Saturday, August 3, 2013
Buying a boat, Selling a boat.......
This is a picture of my 4th sailboat. I have purchased each boat with dreams of sailing off for an extended time, possibly never coming back to reality.
My first boat was a storm-damaged boat with a 4 foot gash in the side, an old 25' Hunter. It was almost free, but there was a lot of work to get her ready for sailing. I didn't even try to work on the gash, I hired a fiberglass guy for that - he made it bulletproof at that spot. This was my boat to learn on and decide if I really wanted to go cruising. It didn't take much to convince me and I was trying to convince my partner we needed to take a few months and sail to the Keys to see how great it was. He told me it wasn't big enough to travel in.
OK, so I started looking at bigger boats. I had convinced him that we needed to sell everything and visit the Caribbean in our own boat. He went along with the plan, probably assuming I'd never get it all together. The next boat I found was a 35' Morgan, an oldie, but solid. It was in my price range and so I made a low offer and it was accepted.
In the meantime, I had sold the Hunter - on time payments. Great idea, I ended up repossessing it one cold winter evening - but that's another story. It wasn't easy to resell, this time for cash, I made pretty good money on that little boat.

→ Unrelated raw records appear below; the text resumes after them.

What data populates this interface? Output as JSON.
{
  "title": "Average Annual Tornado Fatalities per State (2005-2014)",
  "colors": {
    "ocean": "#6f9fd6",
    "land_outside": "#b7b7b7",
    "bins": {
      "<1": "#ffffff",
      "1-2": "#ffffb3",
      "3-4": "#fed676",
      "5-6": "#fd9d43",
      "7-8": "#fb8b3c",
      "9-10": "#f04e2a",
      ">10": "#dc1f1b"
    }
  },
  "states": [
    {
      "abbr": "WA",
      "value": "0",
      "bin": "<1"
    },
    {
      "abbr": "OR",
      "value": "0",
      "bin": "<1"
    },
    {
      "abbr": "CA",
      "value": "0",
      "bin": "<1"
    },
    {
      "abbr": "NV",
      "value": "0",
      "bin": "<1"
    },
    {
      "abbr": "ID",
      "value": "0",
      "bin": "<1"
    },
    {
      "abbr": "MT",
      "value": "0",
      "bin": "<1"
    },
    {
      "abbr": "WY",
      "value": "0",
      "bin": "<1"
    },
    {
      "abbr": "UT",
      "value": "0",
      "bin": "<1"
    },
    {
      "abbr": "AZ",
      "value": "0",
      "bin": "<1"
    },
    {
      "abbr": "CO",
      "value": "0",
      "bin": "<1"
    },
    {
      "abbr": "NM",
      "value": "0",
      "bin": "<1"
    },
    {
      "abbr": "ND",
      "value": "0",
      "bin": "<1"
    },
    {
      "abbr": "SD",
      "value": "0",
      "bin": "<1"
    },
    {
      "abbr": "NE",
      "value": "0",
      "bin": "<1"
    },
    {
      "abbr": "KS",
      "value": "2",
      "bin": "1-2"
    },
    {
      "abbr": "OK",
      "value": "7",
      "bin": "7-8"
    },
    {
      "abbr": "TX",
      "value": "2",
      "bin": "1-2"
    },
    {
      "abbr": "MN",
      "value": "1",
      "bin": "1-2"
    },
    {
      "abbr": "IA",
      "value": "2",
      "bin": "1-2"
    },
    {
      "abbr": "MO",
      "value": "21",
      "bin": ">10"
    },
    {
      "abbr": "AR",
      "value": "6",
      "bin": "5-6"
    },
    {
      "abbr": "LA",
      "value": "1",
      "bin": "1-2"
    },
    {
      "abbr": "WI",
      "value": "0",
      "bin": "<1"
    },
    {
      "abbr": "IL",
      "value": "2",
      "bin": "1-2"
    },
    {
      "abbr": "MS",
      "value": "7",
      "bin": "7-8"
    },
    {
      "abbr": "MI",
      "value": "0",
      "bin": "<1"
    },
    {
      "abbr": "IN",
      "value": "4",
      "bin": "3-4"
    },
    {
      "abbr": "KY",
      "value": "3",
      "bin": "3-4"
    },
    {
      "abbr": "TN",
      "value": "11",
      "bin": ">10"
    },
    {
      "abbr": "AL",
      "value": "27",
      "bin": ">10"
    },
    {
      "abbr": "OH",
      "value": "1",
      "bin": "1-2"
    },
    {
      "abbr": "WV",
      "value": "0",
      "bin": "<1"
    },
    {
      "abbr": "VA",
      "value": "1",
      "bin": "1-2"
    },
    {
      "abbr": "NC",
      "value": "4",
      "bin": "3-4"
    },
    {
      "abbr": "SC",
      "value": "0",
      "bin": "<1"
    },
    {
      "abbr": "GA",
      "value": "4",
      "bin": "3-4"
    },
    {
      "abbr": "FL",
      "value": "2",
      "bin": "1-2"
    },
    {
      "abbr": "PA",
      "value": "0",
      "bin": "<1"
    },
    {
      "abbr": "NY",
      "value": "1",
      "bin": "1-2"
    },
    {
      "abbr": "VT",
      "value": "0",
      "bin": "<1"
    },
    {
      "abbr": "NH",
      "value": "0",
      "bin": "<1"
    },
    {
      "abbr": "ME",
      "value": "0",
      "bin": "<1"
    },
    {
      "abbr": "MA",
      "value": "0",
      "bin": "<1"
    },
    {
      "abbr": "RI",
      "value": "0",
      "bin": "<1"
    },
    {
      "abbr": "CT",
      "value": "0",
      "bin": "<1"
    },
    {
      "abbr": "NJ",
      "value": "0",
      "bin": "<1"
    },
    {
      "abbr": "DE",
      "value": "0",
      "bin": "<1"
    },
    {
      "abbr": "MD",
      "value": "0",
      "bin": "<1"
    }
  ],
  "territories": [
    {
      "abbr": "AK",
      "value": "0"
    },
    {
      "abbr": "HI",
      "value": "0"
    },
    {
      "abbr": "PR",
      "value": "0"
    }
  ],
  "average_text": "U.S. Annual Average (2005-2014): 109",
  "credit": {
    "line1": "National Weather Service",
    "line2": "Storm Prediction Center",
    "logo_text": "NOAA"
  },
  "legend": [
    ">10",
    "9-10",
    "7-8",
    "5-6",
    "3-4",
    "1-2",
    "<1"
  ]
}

So, after a couple years of getting the Morgan ready for cruising and having multiple garage sales to get rid of everything, I was ready to leave. I left my rental property in the hands of a supposedly good rental management company. We sailed down to the Keys and landed in Marathon after visiting the Dry Tortugas and Key West (of course). When I got my mail, I found that the management company was not doing what I needed, so we got jobs, I put the properties up for sale and we made more improvements to the boat.
Almost a year later, we crossed over to Bimini and moved down the islands to the Dominican Republic and beyond. By the time we got to Grenada, I had not seen a bigger boat that I liked, but I sure found one there. She was a CT47, cutter rigged and just beautiful. And I bought it. So,
now 2 boats - one has to go. It took me a few months to sell the Morgan and even though I loved my new boat, I'm glad I didn't see it leave the harbor, I felt very sad about selling her, after all we'd been through.

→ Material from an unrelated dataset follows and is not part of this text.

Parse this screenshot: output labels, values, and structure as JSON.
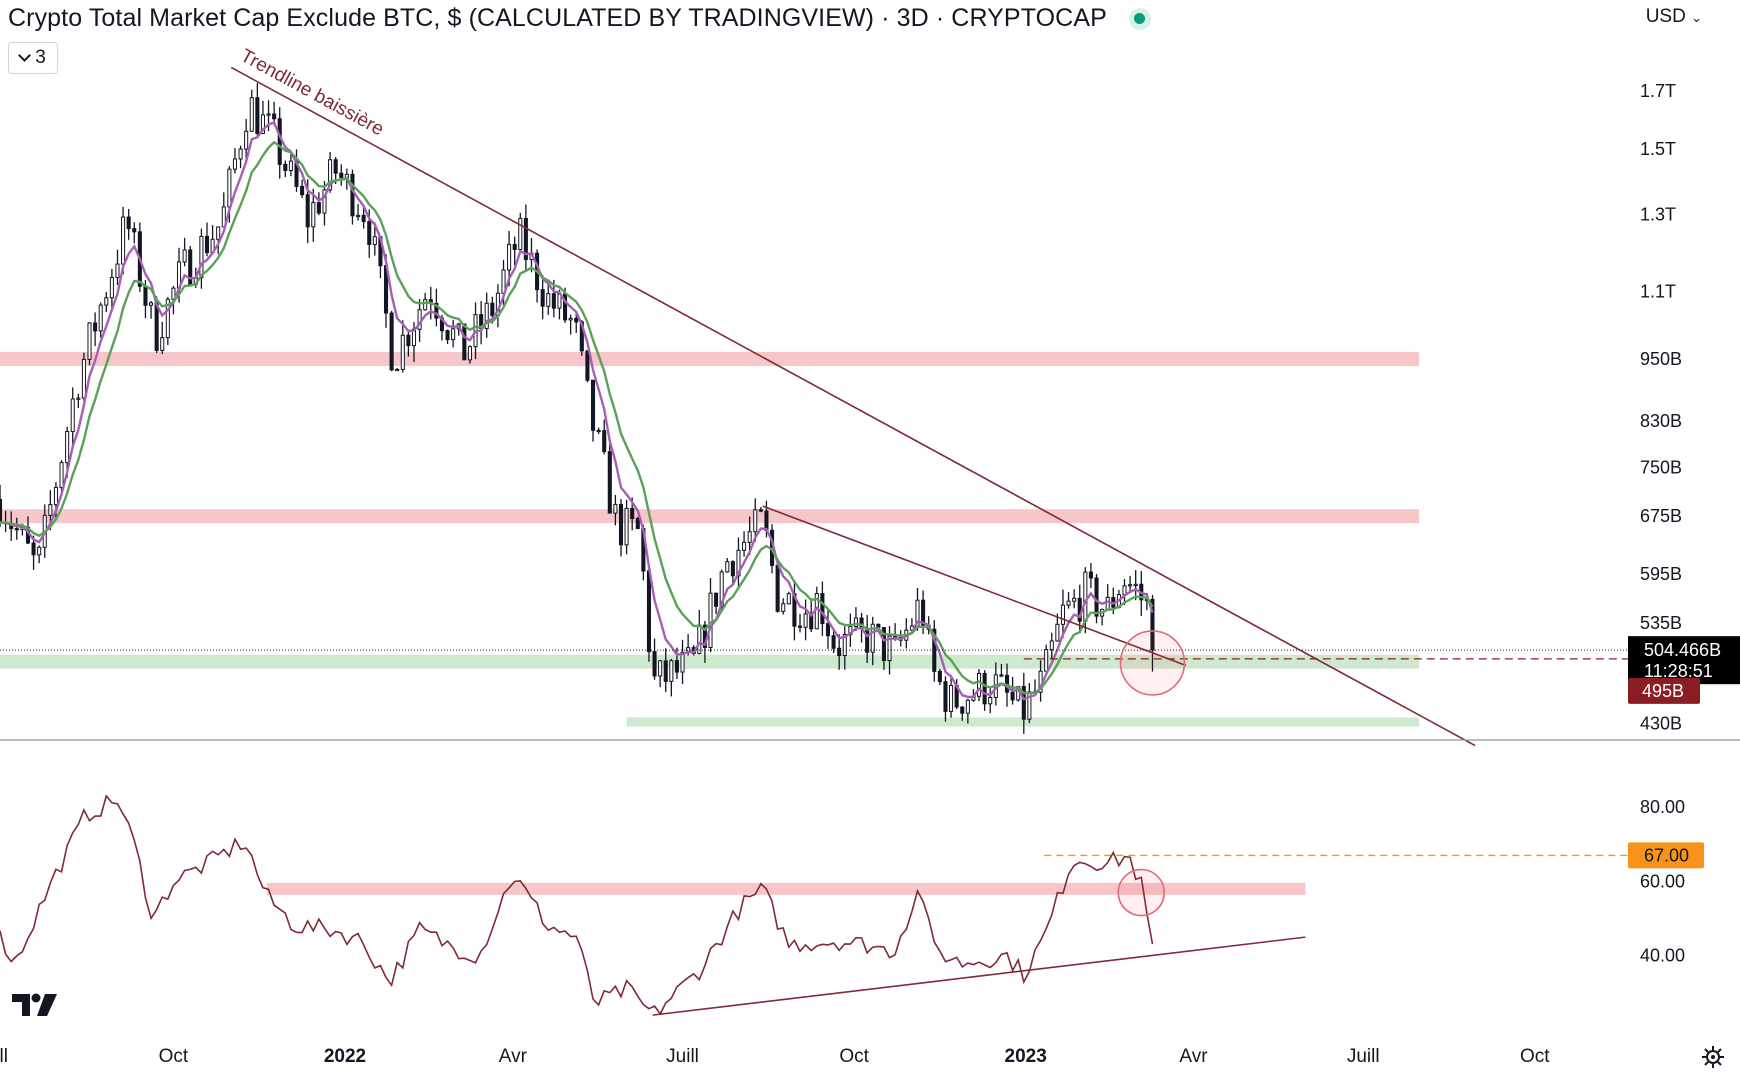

About 7 years later, 3 years after my partner abandoned ship, I felt I needed to sell my CT47. It was way to big for singlehanding, all the repairs and maintenance cost a fortune. It was a tough decision and the day after the sale, I was at the airport walking out to the plane and trying very hard not to cry about leaving my boat and leaving the life I loved.
I landed in Daytona Beach, unfortunately an area populated by NASCAR and Harley fans and not sailboats and sailing people. Sure, there were a few, but certainly not like I was used to. After a couple years, I found myself looking at ads for sailboats - and bought a really sweet little 32' Morgan. And I know when I sell her, I will again try not to cry at the closing.
I know it's not just the sale of a boat, but the realization of the end of the dreams I had when I purchased each boat.